Links: The Simple Solution for Context

A recent report from the Associated Press finds that news consumers are engaged in a futile search for depth and context. Ethan Zuckerman offers a different perspective in his excellent analysis of the findings:

The [report] authors argue that news fatigue is a function not just of negativity, but of too many headlines. Some of the people in the study (basically, everyone who has internet access at work) report restlessly reloading news websites waiting for something new to appear. This is a pretty unsatisfying experience with most news stories, which don’t change all that fast, but it’s an easy form of news to get and one that cable news networks now appear obsessed with. It was less clear to me than from the researchers that this constitutes a consumer desire for depth – it simply looked like boredom with the same old headlines to me. [Emphasis added]
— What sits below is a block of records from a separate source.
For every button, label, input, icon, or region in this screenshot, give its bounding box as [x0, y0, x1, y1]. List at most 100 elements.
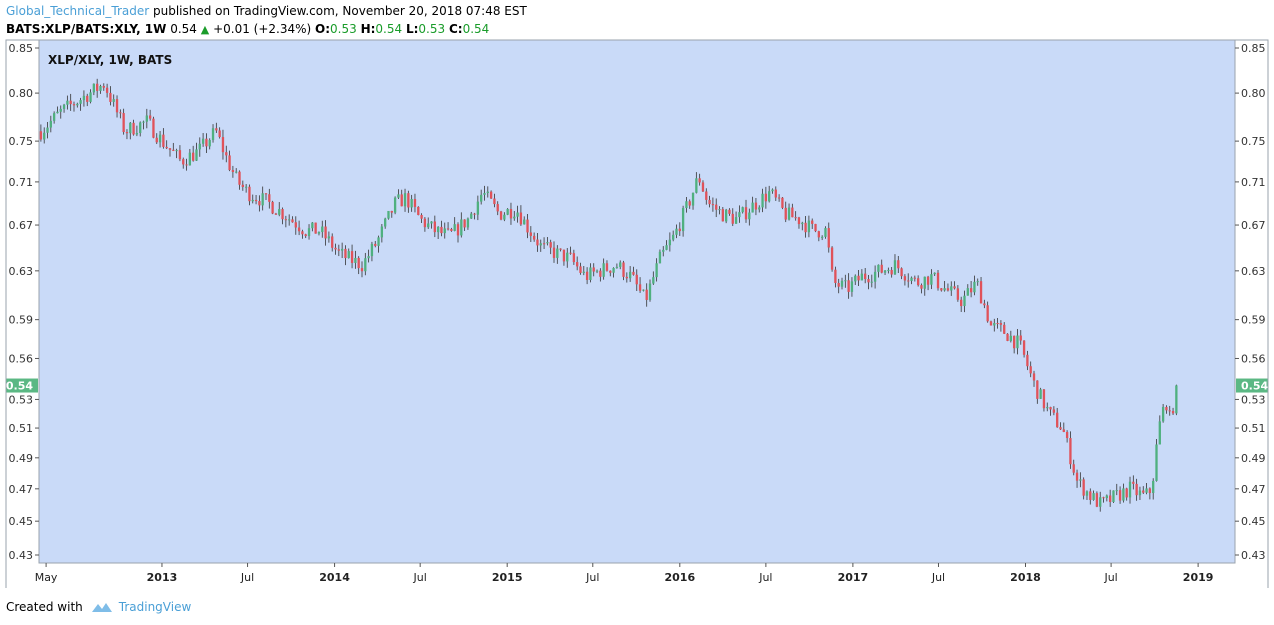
- candle-body: [562, 249, 566, 262]
- candle-body: [1112, 490, 1115, 502]
- candle-body: [516, 212, 519, 217]
- candle-body: [158, 134, 162, 143]
- candle-body: [691, 192, 695, 206]
- candle-body: [324, 226, 327, 239]
- candlestick-series: [39, 78, 1178, 512]
- price-chart[interactable]: 0.85 0.80 0.75 0.71 0.67 0.63 0.59 0.56 0.53 0.51…: [0, 38, 1274, 588]
- candle-body: [711, 204, 715, 206]
- candle-body: [1052, 409, 1056, 413]
- candle-body: [493, 198, 496, 205]
- candle-body: [950, 286, 953, 291]
- candle-body: [1155, 444, 1158, 481]
- candle-body: [665, 245, 668, 250]
- candle-body: [1148, 488, 1152, 494]
- candle-body: [672, 234, 675, 240]
- candle-body: [294, 222, 297, 228]
- candle-body: [347, 251, 350, 259]
- candle-body: [741, 207, 744, 213]
- candle-body: [420, 214, 423, 219]
- candle-body: [367, 256, 370, 259]
- candle-body: [536, 239, 539, 246]
- candle-body: [178, 150, 182, 160]
- candle-body: [105, 87, 109, 93]
- candle-body: [192, 152, 195, 161]
- candle-body: [175, 150, 178, 152]
- candle-body: [983, 303, 986, 306]
- candle-body: [1145, 488, 1148, 493]
- candle-body: [109, 92, 112, 102]
- candle-body: [450, 229, 453, 231]
- candle-body: [589, 267, 592, 281]
- close-value: 0.54: [462, 22, 490, 36]
- x-tick-label: Jul: [1103, 571, 1117, 584]
- y-tick-label: 0.85: [9, 42, 34, 55]
- candle-body: [208, 140, 211, 147]
- footer: Created with TradingView: [6, 600, 191, 614]
- candle-body: [463, 219, 466, 228]
- candle-body: [592, 267, 595, 272]
- candle-body: [519, 212, 523, 225]
- chart-frame: [5, 39, 1269, 588]
- candle-body: [814, 223, 817, 232]
- candle-body: [890, 269, 893, 275]
- author-link[interactable]: Global_Technical_Trader: [6, 4, 150, 18]
- candle-body: [996, 323, 999, 325]
- candle-body: [274, 213, 278, 215]
- candle-body: [460, 219, 463, 236]
- candle-body: [503, 214, 506, 220]
- candle-body: [612, 267, 615, 273]
- candle-body: [1161, 406, 1165, 422]
- y-tick-label: 0.80: [1241, 87, 1266, 100]
- candle-body: [681, 208, 685, 232]
- candle-body: [1019, 335, 1022, 341]
- y-tick-label: 0.75: [9, 135, 34, 148]
- candle-body: [182, 159, 185, 165]
- candle-body: [1009, 335, 1012, 341]
- candle-body: [946, 288, 950, 291]
- price-tag-left-label: 0.54: [6, 380, 33, 393]
- tradingview-logo-icon[interactable]: [91, 601, 113, 613]
- candle-body: [374, 243, 377, 246]
- candle-body: [1152, 480, 1155, 494]
- candle-body: [698, 178, 701, 183]
- candle-body: [148, 115, 152, 119]
- y-tick-label: 0.49: [1241, 452, 1266, 465]
- candle-body: [321, 226, 324, 233]
- low-value: 0.53: [418, 22, 446, 36]
- candle-body: [867, 279, 870, 283]
- x-axis: May 2013 Jul 2014 Jul 2015 Jul 2016 Jul 2017 Jul 20…: [35, 563, 1213, 584]
- candle-body: [549, 242, 552, 248]
- chart-title: XLP/XLY, 1W, BATS: [48, 53, 172, 67]
- candle-body: [877, 264, 880, 272]
- high-label: H:: [360, 22, 376, 36]
- candle-body: [1046, 407, 1049, 409]
- x-tick-label: 2015: [492, 571, 523, 584]
- price-tag-right: [1236, 378, 1268, 393]
- candle-body: [585, 271, 589, 281]
- x-tick-label: Jul: [931, 571, 945, 584]
- candle-body: [993, 323, 996, 326]
- plot-area[interactable]: [38, 39, 1236, 564]
- candle-body: [791, 207, 794, 218]
- candle-body: [1158, 421, 1161, 445]
- candle-body: [933, 272, 936, 275]
- candle-body: [1059, 427, 1062, 430]
- candle-body: [602, 263, 605, 277]
- candle-body: [476, 201, 480, 215]
- candle-body: [1003, 324, 1006, 334]
- candle-body: [1085, 491, 1089, 496]
- candle-body: [645, 289, 648, 300]
- candle-body: [595, 270, 599, 272]
- candle-body: [96, 83, 99, 91]
- candle-body: [344, 248, 347, 259]
- candle-body: [142, 121, 145, 123]
- candle-body: [907, 280, 910, 282]
- x-tick-label: Jul: [585, 571, 599, 584]
- candle-body: [873, 271, 877, 282]
- candle-body: [317, 232, 321, 234]
- candle-body: [781, 197, 784, 208]
- tradingview-link[interactable]: TradingView: [118, 600, 192, 614]
- candle-body: [1029, 366, 1032, 374]
- candle-body: [430, 221, 433, 224]
- y-tick-label: 0.53: [9, 393, 34, 406]
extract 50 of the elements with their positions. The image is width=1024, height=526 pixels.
My take is that these seemingly insurmountable and divergent needs — avoiding boredom and finding context — can both be served by one simple tool: hyperlinks. A series of well-placed, hand-picked links expands the boundaries of a particular story without affecting the core narrative. No other medium offers such an elegant and powerful mechanism. No other medium gives readers a choice to go deeper.

Unfortunately, that choice is only available if editors aggregate and embed links. Simply making content available through Web sites, mobile devices, newsletters, RSS feeds and Twitter isn’t enough. As the AP report suggests, consumers want something deeper (or less boring), and editors are uniquely positioned to provide that service by exercising the unique curatorial skills they’ve developed in the news trade. Ignoring links — or relegating them to rarely-read closing paragraphs — is an egregious disservice to the audience because it withholds the very things consumers crave.